Car le bestiaire d’Hades II ne vous laissera aucun répit ! Puisant évidemment dans la mythologie Grecque mais aussi la Fantaisie pure, ces monstruosités familières s’invitent en nombre à la fête. Epaulées par quelques sous-boss puissants, ce sont avant tout les gardiens de niveau qui assurent le spectacle. S’ensuit des affrontements visuellement incroyables, quasi impossibles à remporter au premier essai tant le move-set de ces adversaires se révèle complexe. Un apprentissage par l’échec, jusqu’à maitriser les patterns à la perfection et finalement leur rouler dessus avec un sentiment d’accomplissement et de satisfaction incroyable… Jusqu’à la découverte de leurs versions cauchemardesques un plus tard dans le jeu via l’autel des Occultés ! Mais je ne vous en dit pas plus, et vous souhaite bien du plaisir…
Tous ces éléments rendent ainsi chaque session de jeu différente, même si des mécaniques de gameplay et de build finissent par sembler familières, surtout après plus de 100 heures de jeu ! Temps qu’il m’aura fallu pour tutoyer le 100%, c’est-à-dire déverrouiller le vrai épilogue, relever la quasi intégralité des défis proposés et développer toutes les relations avec les protagonistes. Et ce sans que la redondance ne vienne entacher mon plaisir ! Le fait de proposer deux périples distincts, un souterrain et un à la surface, aidant grandement à la variété des runs. Fin de l’aparté durée de vie, absolument dantesque.
Si l’attractivité d’Hadès II repose en grande partie sur sa réalisation chiadée et son gameplay incroyablement addictif, impossible de ne pas créditer également sa bande son démentielle ! Des thèmes éclectiques empruntant à tous les genres. Rock, pop, métal, classique, balade chantée, etc… Une variété hallucinante de styles et de rythmes musicaux, chaque zone puisant évidemment dans un registre différent. Les mélodies accompagnent ainsi parfaitement nos escapades nocturnes, soutenues par un sound design puissant et un doublage anglais impeccable. Le tout consolide l’immersion et l’atmosphère mystique du titre, déjà largement colportées par l’incroyable DA susmentionnée. Hades II jouit ainsi d’une ambiance presque aussi addictive que son gameplay, sombre et mystérieuse, distillant même quelques notes burlesques des plus savoureuses rendant cette revisite de la mythologie Grecque absolument jouissive.

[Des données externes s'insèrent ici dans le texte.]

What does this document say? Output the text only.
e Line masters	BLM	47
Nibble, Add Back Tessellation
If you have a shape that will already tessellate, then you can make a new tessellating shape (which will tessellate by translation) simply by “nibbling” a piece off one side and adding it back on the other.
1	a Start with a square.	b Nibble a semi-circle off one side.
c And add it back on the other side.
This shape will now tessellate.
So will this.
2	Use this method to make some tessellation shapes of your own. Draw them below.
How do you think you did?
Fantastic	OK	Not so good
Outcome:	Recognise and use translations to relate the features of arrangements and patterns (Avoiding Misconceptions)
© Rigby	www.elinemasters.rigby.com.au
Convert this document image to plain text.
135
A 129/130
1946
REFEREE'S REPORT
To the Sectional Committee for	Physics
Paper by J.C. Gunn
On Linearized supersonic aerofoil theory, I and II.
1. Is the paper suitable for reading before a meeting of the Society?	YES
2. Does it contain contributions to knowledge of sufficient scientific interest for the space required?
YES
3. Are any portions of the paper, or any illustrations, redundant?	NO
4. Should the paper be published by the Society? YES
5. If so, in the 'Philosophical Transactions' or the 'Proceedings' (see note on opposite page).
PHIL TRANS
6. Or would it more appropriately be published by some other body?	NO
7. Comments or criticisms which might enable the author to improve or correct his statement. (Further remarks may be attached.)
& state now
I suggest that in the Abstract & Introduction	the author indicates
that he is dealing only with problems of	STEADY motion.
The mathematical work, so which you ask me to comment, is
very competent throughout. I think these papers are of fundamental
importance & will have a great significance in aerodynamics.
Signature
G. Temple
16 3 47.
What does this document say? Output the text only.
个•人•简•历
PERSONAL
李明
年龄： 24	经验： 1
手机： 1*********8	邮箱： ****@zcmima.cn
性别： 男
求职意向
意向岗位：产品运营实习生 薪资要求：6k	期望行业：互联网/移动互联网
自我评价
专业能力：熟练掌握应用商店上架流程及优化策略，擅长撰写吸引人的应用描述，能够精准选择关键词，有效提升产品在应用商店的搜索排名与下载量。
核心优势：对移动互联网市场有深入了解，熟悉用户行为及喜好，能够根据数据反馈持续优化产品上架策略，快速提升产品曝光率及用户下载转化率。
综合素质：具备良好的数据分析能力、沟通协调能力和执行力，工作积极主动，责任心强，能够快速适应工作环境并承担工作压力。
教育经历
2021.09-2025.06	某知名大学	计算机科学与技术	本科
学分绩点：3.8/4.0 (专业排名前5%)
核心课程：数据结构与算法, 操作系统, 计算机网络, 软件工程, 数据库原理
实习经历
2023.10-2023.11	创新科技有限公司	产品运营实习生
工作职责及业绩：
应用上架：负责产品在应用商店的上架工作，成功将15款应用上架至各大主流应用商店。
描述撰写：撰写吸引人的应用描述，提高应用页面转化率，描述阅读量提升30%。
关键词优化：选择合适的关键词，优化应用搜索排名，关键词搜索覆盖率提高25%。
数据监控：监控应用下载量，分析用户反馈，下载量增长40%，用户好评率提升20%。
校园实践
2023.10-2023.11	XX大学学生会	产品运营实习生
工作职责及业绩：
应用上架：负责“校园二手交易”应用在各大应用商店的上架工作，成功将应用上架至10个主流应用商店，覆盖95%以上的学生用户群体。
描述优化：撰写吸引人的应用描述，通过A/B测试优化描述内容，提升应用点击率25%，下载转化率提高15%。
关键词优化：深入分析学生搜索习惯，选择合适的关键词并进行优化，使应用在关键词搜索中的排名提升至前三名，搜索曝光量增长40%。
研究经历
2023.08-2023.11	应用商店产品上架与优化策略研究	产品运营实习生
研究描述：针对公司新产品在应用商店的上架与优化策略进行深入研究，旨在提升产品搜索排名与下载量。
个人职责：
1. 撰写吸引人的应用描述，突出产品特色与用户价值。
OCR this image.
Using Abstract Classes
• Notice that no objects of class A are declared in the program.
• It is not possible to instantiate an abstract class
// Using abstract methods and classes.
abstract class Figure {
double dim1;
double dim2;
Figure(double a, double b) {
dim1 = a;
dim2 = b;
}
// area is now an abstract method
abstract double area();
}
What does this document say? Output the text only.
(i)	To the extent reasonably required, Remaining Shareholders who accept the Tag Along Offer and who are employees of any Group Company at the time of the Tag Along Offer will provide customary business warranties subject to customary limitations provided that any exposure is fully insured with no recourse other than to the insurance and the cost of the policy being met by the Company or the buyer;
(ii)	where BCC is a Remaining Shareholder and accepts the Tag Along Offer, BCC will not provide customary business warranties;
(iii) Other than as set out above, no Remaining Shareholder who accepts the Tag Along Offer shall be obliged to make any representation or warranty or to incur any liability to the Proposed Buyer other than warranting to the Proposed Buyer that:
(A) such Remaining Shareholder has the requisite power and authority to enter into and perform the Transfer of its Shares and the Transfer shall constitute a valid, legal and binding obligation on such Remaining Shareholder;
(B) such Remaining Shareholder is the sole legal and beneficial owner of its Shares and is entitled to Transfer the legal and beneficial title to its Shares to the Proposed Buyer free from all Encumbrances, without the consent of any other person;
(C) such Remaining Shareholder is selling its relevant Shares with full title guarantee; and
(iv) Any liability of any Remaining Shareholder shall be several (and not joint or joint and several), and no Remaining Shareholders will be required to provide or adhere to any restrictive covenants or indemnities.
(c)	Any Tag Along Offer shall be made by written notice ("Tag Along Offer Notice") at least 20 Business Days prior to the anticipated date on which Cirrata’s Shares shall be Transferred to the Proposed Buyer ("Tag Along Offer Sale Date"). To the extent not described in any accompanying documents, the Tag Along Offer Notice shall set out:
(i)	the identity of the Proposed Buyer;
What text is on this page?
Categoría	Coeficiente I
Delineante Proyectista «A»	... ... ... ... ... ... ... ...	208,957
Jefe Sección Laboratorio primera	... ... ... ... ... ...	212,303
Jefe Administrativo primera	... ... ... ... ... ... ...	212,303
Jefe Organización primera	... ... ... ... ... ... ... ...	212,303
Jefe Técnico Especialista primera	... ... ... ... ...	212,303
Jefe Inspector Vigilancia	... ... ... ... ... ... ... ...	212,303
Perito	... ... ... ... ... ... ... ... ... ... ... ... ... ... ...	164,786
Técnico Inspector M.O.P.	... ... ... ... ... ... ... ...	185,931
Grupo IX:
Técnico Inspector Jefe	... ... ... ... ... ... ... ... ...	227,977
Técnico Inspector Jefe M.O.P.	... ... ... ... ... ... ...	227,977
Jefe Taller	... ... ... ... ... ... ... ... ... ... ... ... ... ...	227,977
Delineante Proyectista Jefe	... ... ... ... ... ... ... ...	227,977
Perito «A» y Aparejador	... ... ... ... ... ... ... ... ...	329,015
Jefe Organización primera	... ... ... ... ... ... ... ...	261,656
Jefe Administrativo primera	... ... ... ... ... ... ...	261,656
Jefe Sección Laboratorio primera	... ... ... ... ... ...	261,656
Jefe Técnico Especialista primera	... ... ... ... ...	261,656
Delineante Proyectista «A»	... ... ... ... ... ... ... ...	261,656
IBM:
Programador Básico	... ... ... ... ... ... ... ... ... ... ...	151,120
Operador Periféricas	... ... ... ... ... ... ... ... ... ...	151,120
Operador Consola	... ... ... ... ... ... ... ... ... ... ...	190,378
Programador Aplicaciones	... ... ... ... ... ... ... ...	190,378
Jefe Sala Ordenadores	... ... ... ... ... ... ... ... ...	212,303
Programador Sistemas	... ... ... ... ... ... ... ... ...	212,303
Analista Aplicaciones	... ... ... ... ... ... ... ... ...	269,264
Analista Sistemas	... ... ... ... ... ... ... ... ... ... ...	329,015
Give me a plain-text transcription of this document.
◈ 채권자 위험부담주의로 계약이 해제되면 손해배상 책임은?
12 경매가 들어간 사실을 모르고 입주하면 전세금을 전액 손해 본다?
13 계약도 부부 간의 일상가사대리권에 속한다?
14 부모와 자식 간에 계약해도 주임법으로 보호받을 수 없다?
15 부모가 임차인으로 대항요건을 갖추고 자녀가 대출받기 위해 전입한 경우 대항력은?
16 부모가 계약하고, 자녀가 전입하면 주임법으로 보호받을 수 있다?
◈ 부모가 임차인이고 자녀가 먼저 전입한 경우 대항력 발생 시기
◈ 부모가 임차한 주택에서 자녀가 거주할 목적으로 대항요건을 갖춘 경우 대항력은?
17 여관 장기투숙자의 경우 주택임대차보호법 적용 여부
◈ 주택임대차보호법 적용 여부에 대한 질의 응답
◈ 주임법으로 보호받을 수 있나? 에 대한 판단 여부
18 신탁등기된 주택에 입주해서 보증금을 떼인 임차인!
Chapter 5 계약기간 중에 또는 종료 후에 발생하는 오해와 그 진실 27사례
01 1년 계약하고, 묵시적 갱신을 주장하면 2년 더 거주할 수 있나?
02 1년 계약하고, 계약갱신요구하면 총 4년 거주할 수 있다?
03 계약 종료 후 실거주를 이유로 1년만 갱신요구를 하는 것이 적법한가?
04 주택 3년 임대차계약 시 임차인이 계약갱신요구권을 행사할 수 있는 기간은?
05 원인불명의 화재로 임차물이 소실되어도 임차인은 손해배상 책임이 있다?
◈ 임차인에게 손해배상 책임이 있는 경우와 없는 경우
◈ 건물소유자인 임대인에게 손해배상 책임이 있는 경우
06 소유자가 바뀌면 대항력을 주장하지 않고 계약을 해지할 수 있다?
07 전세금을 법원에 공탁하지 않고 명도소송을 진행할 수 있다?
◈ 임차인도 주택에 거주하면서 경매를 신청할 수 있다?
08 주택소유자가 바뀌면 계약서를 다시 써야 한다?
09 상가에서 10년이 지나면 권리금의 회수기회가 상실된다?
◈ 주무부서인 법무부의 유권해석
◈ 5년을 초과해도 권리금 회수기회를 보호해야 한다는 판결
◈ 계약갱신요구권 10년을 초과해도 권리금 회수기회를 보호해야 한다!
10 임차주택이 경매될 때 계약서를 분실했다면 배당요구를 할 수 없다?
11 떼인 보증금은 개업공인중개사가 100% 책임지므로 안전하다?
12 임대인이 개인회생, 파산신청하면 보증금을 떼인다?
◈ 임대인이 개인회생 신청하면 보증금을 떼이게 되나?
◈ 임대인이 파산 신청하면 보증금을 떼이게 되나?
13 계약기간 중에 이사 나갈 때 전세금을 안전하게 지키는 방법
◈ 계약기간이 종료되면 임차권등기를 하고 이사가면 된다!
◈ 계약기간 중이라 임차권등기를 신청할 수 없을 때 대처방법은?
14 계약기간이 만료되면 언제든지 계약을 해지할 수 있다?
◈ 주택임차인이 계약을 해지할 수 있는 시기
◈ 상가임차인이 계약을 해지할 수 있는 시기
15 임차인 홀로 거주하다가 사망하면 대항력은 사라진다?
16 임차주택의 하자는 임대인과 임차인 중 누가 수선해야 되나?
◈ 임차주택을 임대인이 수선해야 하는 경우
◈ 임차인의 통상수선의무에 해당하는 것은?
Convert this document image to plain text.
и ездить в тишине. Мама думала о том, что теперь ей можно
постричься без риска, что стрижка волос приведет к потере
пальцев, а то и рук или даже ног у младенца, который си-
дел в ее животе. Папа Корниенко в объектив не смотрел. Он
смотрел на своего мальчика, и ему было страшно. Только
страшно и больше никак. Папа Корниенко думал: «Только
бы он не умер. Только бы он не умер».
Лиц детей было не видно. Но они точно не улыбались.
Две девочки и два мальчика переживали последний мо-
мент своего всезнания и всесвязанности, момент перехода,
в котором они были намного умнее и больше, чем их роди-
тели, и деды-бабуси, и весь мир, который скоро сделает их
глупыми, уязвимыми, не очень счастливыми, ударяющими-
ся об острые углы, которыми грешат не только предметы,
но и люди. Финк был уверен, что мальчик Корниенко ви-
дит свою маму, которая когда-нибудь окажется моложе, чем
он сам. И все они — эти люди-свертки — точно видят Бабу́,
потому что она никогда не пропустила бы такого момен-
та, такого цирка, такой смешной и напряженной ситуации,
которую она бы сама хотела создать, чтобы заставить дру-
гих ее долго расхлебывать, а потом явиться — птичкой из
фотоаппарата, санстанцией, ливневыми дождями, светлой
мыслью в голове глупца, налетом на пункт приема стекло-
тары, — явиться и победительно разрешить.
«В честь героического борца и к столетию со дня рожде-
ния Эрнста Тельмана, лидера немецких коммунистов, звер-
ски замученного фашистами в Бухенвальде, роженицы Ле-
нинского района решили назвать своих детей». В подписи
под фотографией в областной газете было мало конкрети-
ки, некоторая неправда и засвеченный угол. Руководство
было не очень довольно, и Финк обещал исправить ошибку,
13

Loin des concoctions douteuses préparées dans l’immense chaudron de la Croisée des chemins, la recette proposée par Supergiant Games, malgré des airs de « déjà-vu », possède une saveur incomparable. En reprenant les bases de son prédécesseur mais en y ajoutant de l’épaisseur, l’expérience frôle désormais la perfection et Hades II s’impose comme un périple délectable, aux fondations néanmoins répétitives. En effet, malgré toute la diversité du monde et un game design parfaitement maitrisé, les cycles finissent par se ressembler au fil des runs. Rassurez-vous, des dizaines d’heures de bonheur vous attendent avant qu’un semblant de redondance ne vienne froisser le plaisir de jeu ! Car rarement un titre ne m’aura happé avec une telle hargne dans son univers atypique. Envouté par une réalisation grandiose, une bande son incroyable et un gameplay nerveux à l’ingéniosité folle, l’addiction fut totale ! Une aventure marquante, éreintante par moment, mais assurément divine.